Обозный стражник Александр Замойский ударил рукой по сабле:
— Мосци-хорунжий, вашими устами вещает мудрость и опытность! Надо сорвать голову гидре, пока она не разрослась и не пожрала нас самих.
— Аминь! — закончил ксендз Муховецкий.
Остальные полковники по примеру стражника загремели саблями и заскрежетали зубами, а Вурцель сказал следующее:
— Мосци-князь, оскорбление для вашего имени уже то, что этот вор осмелился писать вашей светлости — только кошевой атаман имеет от Речи Посполитой это право. А его, гетмана-самозванца, можно считать только убийцей, как это справедливо рассудил пан Скшетуский, не приняв от него писем к вашей светлости.
— Так и я думаю, — сказал князь, — но так как не могу схватить его самого, то накажу его в лице его послов.

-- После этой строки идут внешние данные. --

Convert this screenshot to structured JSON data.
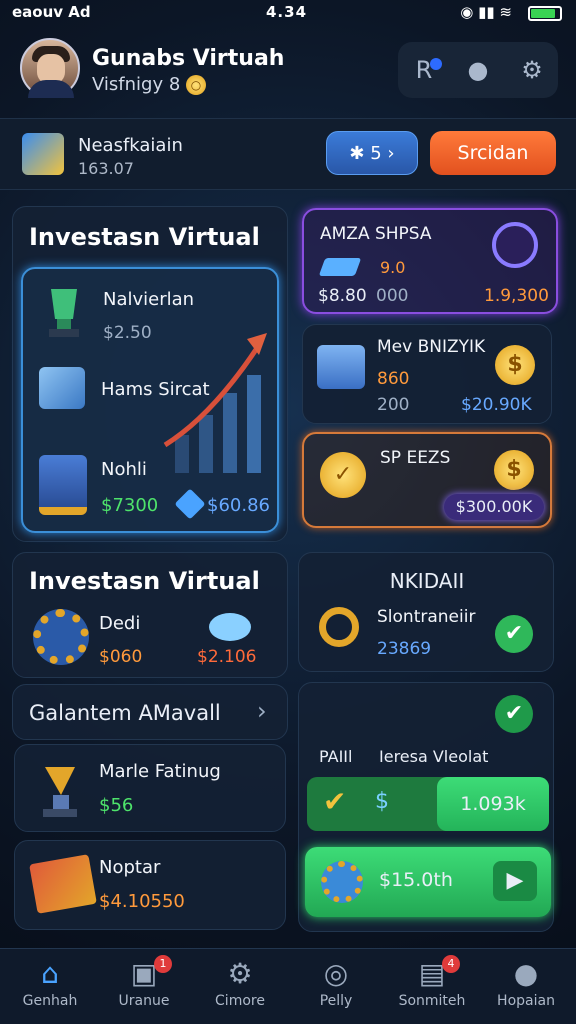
{
  "status": {
    "left": "eaouv Ad",
    "time": "4.34"
  },
  "header": {
    "name": "Gunabs Virtuah",
    "sub": "Visfnigy 8",
    "coin": "○"
  },
  "subbar": {
    "title": "Neasfkaiain",
    "value": "163.07",
    "blue_btn": "✱ 5  ›",
    "orange_btn": "Srcidan"
  },
  "left_panel": {
    "title": "Investasn Virtual",
    "items": [
      {
        "label": "Nalvierlan",
        "value": "$2.50"
      },
      {
        "label": "Hams Sircat"
      },
      {
        "label": "Nohli",
        "value_a": "$7300",
        "value_b": "$60.86"
      }
    ]
  },
  "right_cards": [
    {
      "title": "AMZA SHPSA",
      "v1": "9.0",
      "v2": "$8.80",
      "v3": "000",
      "v4": "1.9,300"
    },
    {
      "title": "Mev BNIZYIK",
      "v1": "860",
      "v2": "200",
      "v3": "$20.90K"
    },
    {
      "title": "SP EEZS",
      "v1": "$300.00K"
    }
  ],
  "invest2": {
    "title": "Investasn Virtual",
    "label": "Dedi",
    "v1": "$060",
    "v2": "$2.106"
  },
  "galantem": {
    "label": "Galantem AMavall"
  },
  "list": [
    {
      "label": "Marle Fatinug",
      "value": "$56"
    },
    {
      "label": "Noptar",
      "value": "$4.10550"
    }
  ],
  "right2": {
    "title": "NKIDAII",
    "label": "Slontraneiir",
    "value": "23869",
    "pair_label": "PAIIl",
    "pair_sub": "Ieresa Vleolat",
    "pair_value": "1.093k",
    "cta": "$15.0th"
  },
  "nav": [
    {
      "label": "Genhah",
      "icon": "home-icon"
    },
    {
      "label": "Uranue",
      "icon": "inbox-icon",
      "badge": "1"
    },
    {
      "label": "Cimore",
      "icon": "gear-icon"
    },
    {
      "label": "Pelly",
      "icon": "compass-icon"
    },
    {
      "label": "Sonmiteh",
      "icon": "chat-icon",
      "badge": "4"
    },
    {
      "label": "Hopaian",
      "icon": "user-icon"
    }
  ],
  "colors": {
    "accent_blue": "#3b7bd8",
    "accent_orange": "#e2511f",
    "accent_green": "#2ecc71",
    "accent_purple": "#8a4ee0"
  }
}
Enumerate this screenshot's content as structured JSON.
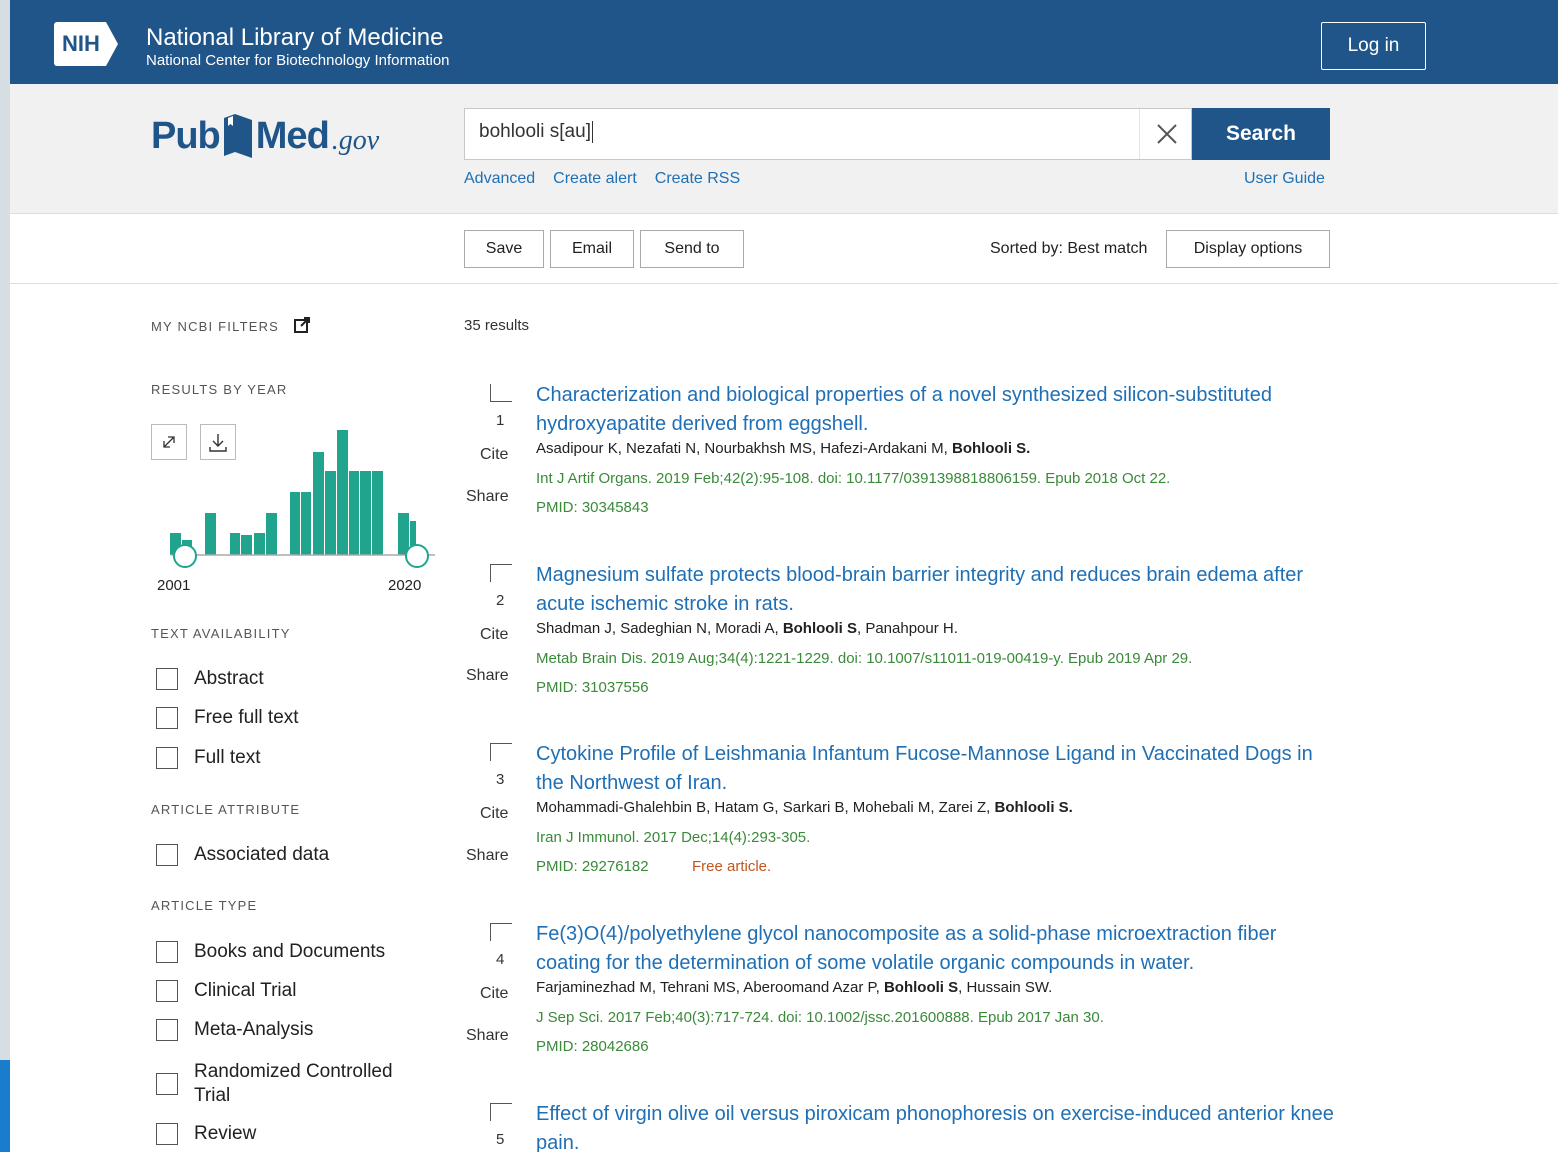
{
  "header": {
    "nih_logo": "NIH",
    "title": "National Library of Medicine",
    "subtitle": "National Center for Biotechnology Information",
    "login_label": "Log in"
  },
  "search": {
    "logo_pub": "Pub",
    "logo_med": "Med",
    "logo_gov": ".gov",
    "query": "bohlooli s[au]",
    "button_label": "Search",
    "links": [
      "Advanced",
      "Create alert",
      "Create RSS"
    ],
    "user_guide": "User Guide"
  },
  "actions": {
    "save": "Save",
    "email": "Email",
    "send_to": "Send to",
    "sorted_by": "Sorted by: Best match",
    "display_options": "Display options"
  },
  "sidebar": {
    "my_ncbi_filters": "MY NCBI FILTERS",
    "results_by_year": "RESULTS BY YEAR",
    "year_start": "2001",
    "year_end": "2020",
    "text_availability": "TEXT AVAILABILITY",
    "text_filters": [
      "Abstract",
      "Free full text",
      "Full text"
    ],
    "article_attribute": "ARTICLE ATTRIBUTE",
    "attribute_filters": [
      "Associated data"
    ],
    "article_type": "ARTICLE TYPE",
    "type_filters": [
      "Books and Documents",
      "Clinical Trial",
      "Meta-Analysis",
      "Randomized Controlled Trial",
      "Review"
    ],
    "histogram_color": "#20a48e"
  },
  "results": {
    "count": "35 results",
    "cite_label": "Cite",
    "share_label": "Share",
    "items": [
      {
        "num": "1",
        "title": "Characterization and biological properties of a novel synthesized silicon-substituted hydroxyapatite derived from eggshell.",
        "authors_pre": "Asadipour K, Nezafati N, Nourbakhsh MS, Hafezi-Ardakani M, ",
        "authors_bold": "Bohlooli S.",
        "authors_post": "",
        "journal": "Int J Artif Organs. 2019 Feb;42(2):95-108. doi: 10.1177/0391398818806159. Epub 2018 Oct 22.",
        "pmid": "PMID: 30345843",
        "free": ""
      },
      {
        "num": "2",
        "title": "Magnesium sulfate protects blood-brain barrier integrity and reduces brain edema after acute ischemic stroke in rats.",
        "authors_pre": "Shadman J, Sadeghian N, Moradi A, ",
        "authors_bold": "Bohlooli S",
        "authors_post": ", Panahpour H.",
        "journal": "Metab Brain Dis. 2019 Aug;34(4):1221-1229. doi: 10.1007/s11011-019-00419-y. Epub 2019 Apr 29.",
        "pmid": "PMID: 31037556",
        "free": ""
      },
      {
        "num": "3",
        "title": "Cytokine Profile of Leishmania Infantum Fucose-Mannose Ligand in Vaccinated Dogs in the Northwest of Iran.",
        "authors_pre": "Mohammadi-Ghalehbin B, Hatam G, Sarkari B, Mohebali M, Zarei Z, ",
        "authors_bold": "Bohlooli S.",
        "authors_post": "",
        "journal": "Iran J Immunol. 2017 Dec;14(4):293-305.",
        "pmid": "PMID: 29276182",
        "free": "Free article."
      },
      {
        "num": "4",
        "title": "Fe(3)O(4)/polyethylene glycol nanocomposite as a solid-phase microextraction fiber coating for the determination of some volatile organic compounds in water.",
        "authors_pre": "Farjaminezhad M, Tehrani MS, Aberoomand Azar P, ",
        "authors_bold": "Bohlooli S",
        "authors_post": ", Hussain SW.",
        "journal": "J Sep Sci. 2017 Feb;40(3):717-724. doi: 10.1002/jssc.201600888. Epub 2017 Jan 30.",
        "pmid": "PMID: 28042686",
        "free": ""
      },
      {
        "num": "5",
        "title": "Effect of virgin olive oil versus piroxicam phonophoresis on exercise-induced anterior knee pain.",
        "authors_pre": "",
        "authors_bold": "",
        "authors_post": "",
        "journal": "",
        "pmid": "",
        "free": ""
      }
    ]
  }
}
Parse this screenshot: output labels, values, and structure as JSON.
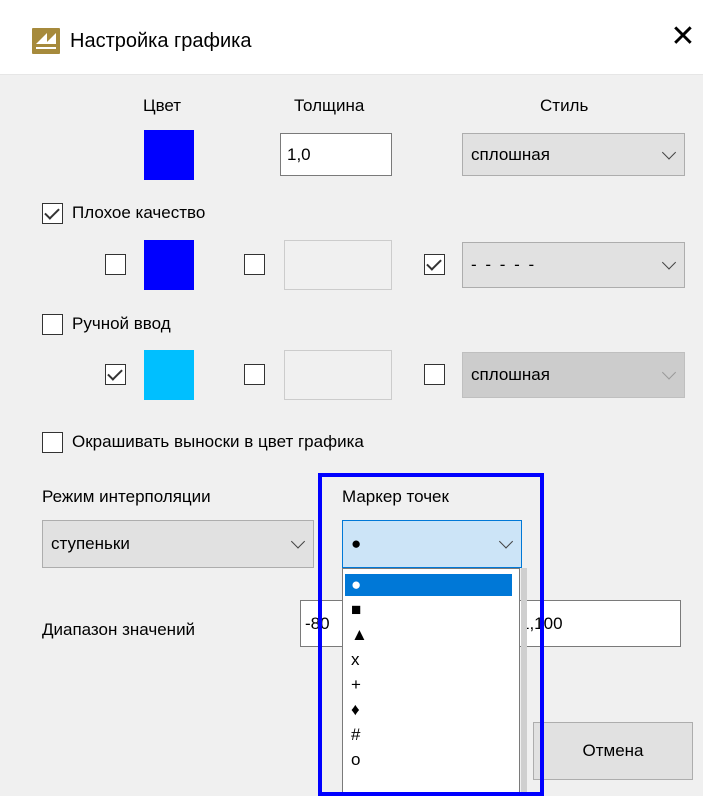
{
  "window": {
    "title": "Настройка графика"
  },
  "main": {
    "color_label": "Цвет",
    "thickness_label": "Толщина",
    "style_label": "Стиль",
    "thickness_value": "1,0",
    "style_value": "сплошная",
    "main_color": "#0000ff"
  },
  "bad_quality": {
    "label": "Плохое качество",
    "color": "#0000ff",
    "style_value": "- - - - -"
  },
  "manual_input": {
    "label": "Ручной ввод",
    "color": "#00bfff",
    "style_value": "сплошная"
  },
  "callouts": {
    "label": "Окрашивать выноски в цвет графика"
  },
  "interpolation": {
    "label": "Режим интерполяции",
    "value": "ступеньки"
  },
  "marker": {
    "label": "Маркер точек",
    "value": "●",
    "options": [
      "●",
      "■",
      "▲",
      "x",
      "+",
      "♦",
      "#",
      "o"
    ]
  },
  "range": {
    "label": "Диапазон значений",
    "min_fragment": "-80",
    "max_fragment": "1,100"
  },
  "buttons": {
    "cancel": "Отмена"
  }
}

С этими словами он обратился к полковнику татарского полка и сказал:
— Пане Вершул, велите своим татарам отрубить этим казакам головы, а старшого, не мешкая, посадить на кол.
Вершул склонил свою красную как сосновый ствол голову и вышел, а ксендз Муховецкий, обычно сдерживавший князя, умоляюще взглянул на него.
— Знаю, отец, чего вы хотите, — сказал князь-воевода, — но иначе быть не может: это необходимо ради тех жестокостей, которые совершаются мятежниками за Днепром, ради достоинства нашего и блага Речи Посполитой. Нужно доказать, что есть еще кто-то, кто этого разбойника не боится и обращается с ним как с разбойником, который хотя и свидетельствует в письме о своей покорности, но держит себя на Украине словно удельный князь и причиняет Речи Посполитой такое бедствие, какого она давно не испытывала.